Successive governments had focused on dealing with larger financial crisis, managing the bail out and trying to rescue the banking system and ignored the problem of a deregulated sector handling tens of millions of euro of consumers money, she said.

“Debt-management companies have only sprung up in Ireland in the last couple of years since the financial crisis took hold, many of them came in from the UK and have been making promises which they can not deliver on,” she said.

“Many of the people they are targeting are very vulnerable and on their uppers and are being lured by false promises and are paying money they don’t have to unregulated companies for services they don’t need.

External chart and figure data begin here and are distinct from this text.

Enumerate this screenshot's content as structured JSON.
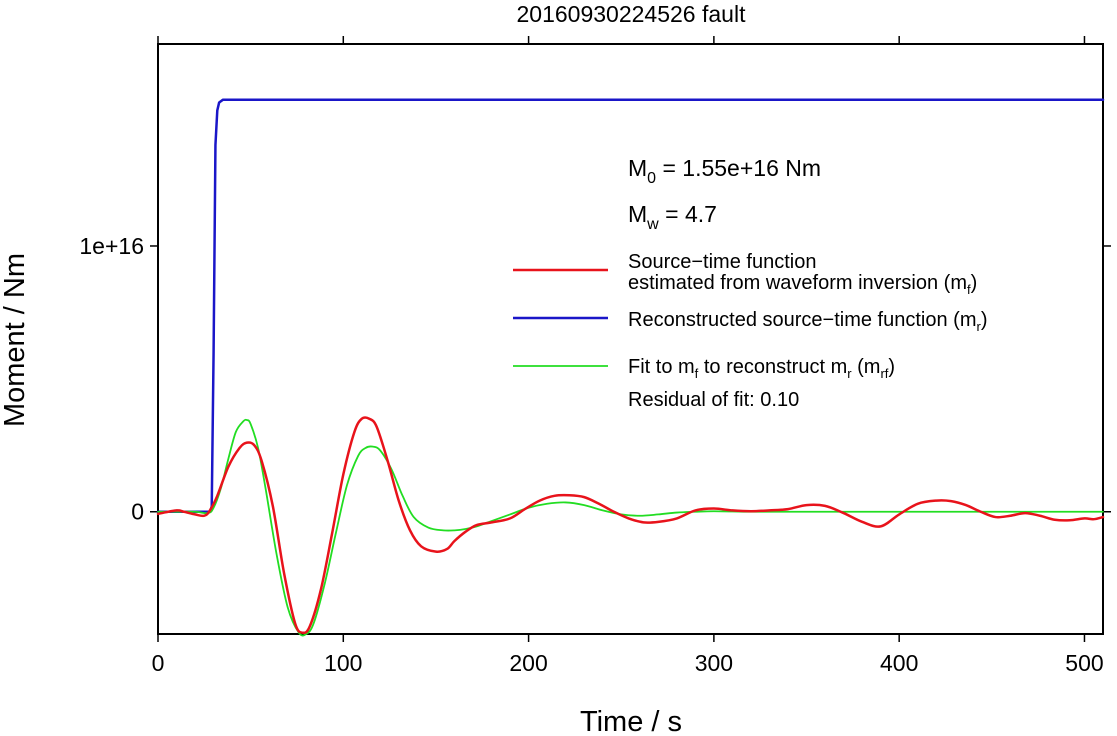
{
  "chart_data": {
    "type": "line",
    "title": "20160930224526 fault",
    "xlabel": "Time / s",
    "ylabel": "Moment / Nm",
    "xlim": [
      0,
      510
    ],
    "ylim": [
      -4600000000000000.0,
      1.76e+16
    ],
    "x_ticks": [
      {
        "value": 0,
        "label": "0"
      },
      {
        "value": 100,
        "label": "100"
      },
      {
        "value": 200,
        "label": "200"
      },
      {
        "value": 300,
        "label": "300"
      },
      {
        "value": 400,
        "label": "400"
      },
      {
        "value": 500,
        "label": "500"
      }
    ],
    "y_ticks": [
      {
        "value": 0,
        "label": "0"
      },
      {
        "value": 1e+16,
        "label": "1e+16"
      }
    ],
    "grid": false,
    "legend_position": "right",
    "annotations": {
      "m0_text": "M",
      "m0_sub": "0",
      "m0_rest": " = 1.55e+16 Nm",
      "mw_text": "M",
      "mw_sub": "w",
      "mw_rest": " = 4.7",
      "residual": "Residual of fit: 0.10"
    },
    "series": [
      {
        "name": "Source−time function estimated from waveform inversion (mf)",
        "legend_line1": "Source−time function",
        "legend_line2_main": "estimated from waveform inversion (m",
        "legend_line2_sub": "f",
        "legend_line2_end": ")",
        "color": "#e8131b",
        "width": 2.5,
        "x": [
          0,
          10,
          14,
          20,
          25,
          28,
          32,
          38,
          44,
          48,
          52,
          56,
          62,
          68,
          74,
          78,
          82,
          88,
          94,
          100,
          106,
          110,
          114,
          118,
          124,
          130,
          136,
          142,
          150,
          156,
          160,
          166,
          172,
          180,
          190,
          198,
          206,
          214,
          222,
          230,
          238,
          246,
          254,
          262,
          270,
          280,
          290,
          300,
          310,
          320,
          330,
          340,
          350,
          360,
          370,
          380,
          390,
          400,
          410,
          420,
          428,
          436,
          444,
          452,
          460,
          468,
          476,
          484,
          492,
          500,
          505,
          510
        ],
        "y": [
          -80000000000000.0,
          50000000000000.0,
          0.0,
          -100000000000000.0,
          -150000000000000.0,
          50000000000000.0,
          600000000000000.0,
          1700000000000000.0,
          2400000000000000.0,
          2600000000000000.0,
          2500000000000000.0,
          1900000000000000.0,
          200000000000000.0,
          -2300000000000000.0,
          -4200000000000000.0,
          -4550000000000000.0,
          -4300000000000000.0,
          -2900000000000000.0,
          -800000000000000.0,
          1400000000000000.0,
          3000000000000000.0,
          3500000000000000.0,
          3500000000000000.0,
          3200000000000000.0,
          1900000000000000.0,
          400000000000000.0,
          -700000000000000.0,
          -1300000000000000.0,
          -1500000000000000.0,
          -1400000000000000.0,
          -1100000000000000.0,
          -750000000000000.0,
          -500000000000000.0,
          -400000000000000.0,
          -250000000000000.0,
          100000000000000.0,
          420000000000000.0,
          600000000000000.0,
          620000000000000.0,
          550000000000000.0,
          300000000000000.0,
          0.0,
          -250000000000000.0,
          -400000000000000.0,
          -380000000000000.0,
          -250000000000000.0,
          50000000000000.0,
          120000000000000.0,
          50000000000000.0,
          20000000000000.0,
          50000000000000.0,
          100000000000000.0,
          250000000000000.0,
          220000000000000.0,
          -50000000000000.0,
          -380000000000000.0,
          -550000000000000.0,
          -100000000000000.0,
          300000000000000.0,
          420000000000000.0,
          400000000000000.0,
          250000000000000.0,
          0.0,
          -200000000000000.0,
          -150000000000000.0,
          -50000000000000.0,
          -150000000000000.0,
          -300000000000000.0,
          -320000000000000.0,
          -250000000000000.0,
          -280000000000000.0,
          -200000000000000.0
        ]
      },
      {
        "name": "Reconstructed source−time function (mr)",
        "legend_main": "Reconstructed source−time function (m",
        "legend_sub": "r",
        "legend_end": ")",
        "color": "#1a16c8",
        "width": 2.5,
        "x": [
          0,
          10,
          20,
          27,
          28,
          29,
          30,
          31,
          32,
          33,
          35,
          40,
          60,
          100,
          200,
          300,
          400,
          510
        ],
        "y": [
          0,
          0,
          0,
          0,
          0,
          200000000000000.0,
          6000000000000000.0,
          1.38e+16,
          1.51e+16,
          1.54e+16,
          1.55e+16,
          1.55e+16,
          1.55e+16,
          1.55e+16,
          1.55e+16,
          1.55e+16,
          1.55e+16,
          1.55e+16
        ]
      },
      {
        "name": "Fit to mf to reconstruct mr (mrf)",
        "legend_a": "Fit to m",
        "legend_a_sub": "f",
        "legend_b": " to reconstruct m",
        "legend_b_sub": "r",
        "legend_c": " (m",
        "legend_c_sub": "rf",
        "legend_d": ")",
        "color": "#22dd22",
        "width": 1.8,
        "x": [
          0,
          10,
          20,
          27,
          30,
          34,
          38,
          42,
          46,
          48,
          50,
          54,
          58,
          64,
          70,
          76,
          80,
          84,
          90,
          96,
          102,
          108,
          112,
          116,
          120,
          126,
          132,
          138,
          146,
          154,
          160,
          166,
          172,
          180,
          190,
          200,
          210,
          220,
          230,
          240,
          250,
          260,
          270,
          280,
          290,
          300,
          320,
          340,
          360,
          400,
          450,
          510
        ],
        "y": [
          0,
          0,
          0,
          -50000000000000.0,
          150000000000000.0,
          900000000000000.0,
          2000000000000000.0,
          3000000000000000.0,
          3400000000000000.0,
          3450000000000000.0,
          3300000000000000.0,
          2400000000000000.0,
          900000000000000.0,
          -1600000000000000.0,
          -3600000000000000.0,
          -4550000000000000.0,
          -4600000000000000.0,
          -4200000000000000.0,
          -2700000000000000.0,
          -800000000000000.0,
          1000000000000000.0,
          2100000000000000.0,
          2400000000000000.0,
          2450000000000000.0,
          2300000000000000.0,
          1600000000000000.0,
          600000000000000.0,
          -200000000000000.0,
          -600000000000000.0,
          -700000000000000.0,
          -700000000000000.0,
          -650000000000000.0,
          -550000000000000.0,
          -350000000000000.0,
          -100000000000000.0,
          150000000000000.0,
          300000000000000.0,
          350000000000000.0,
          250000000000000.0,
          50000000000000.0,
          -100000000000000.0,
          -150000000000000.0,
          -100000000000000.0,
          -30000000000000.0,
          0.0,
          20000000000000.0,
          0.0,
          0.0,
          0.0,
          0.0,
          0.0,
          0.0
        ]
      }
    ]
  }
}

We have been pressing for legislation for a very long time now and we will continue to press for it. I don’t think it should have to take that long for legislation to be passed.”

She said it was not acceptable to delay until 2012 or later. “We should not have to wait until next year for this. We have to get it done in the autumn. It is not complex and much of the framework is already in place at the Central Bank.”

In June, Minister for Finance Michael Noonan said he was examining the question of regulating all firms offering debt-management and debt-advice services.

The Department of Finance said yesterday that it was “moving as fast it can” to introduce legislation governing debt-management companies.

A spokesman said, however, that it was an extremely complex area and would take some time. “There are many Government priorities and this is one of them and we are trying to get it done as quickly as possible.”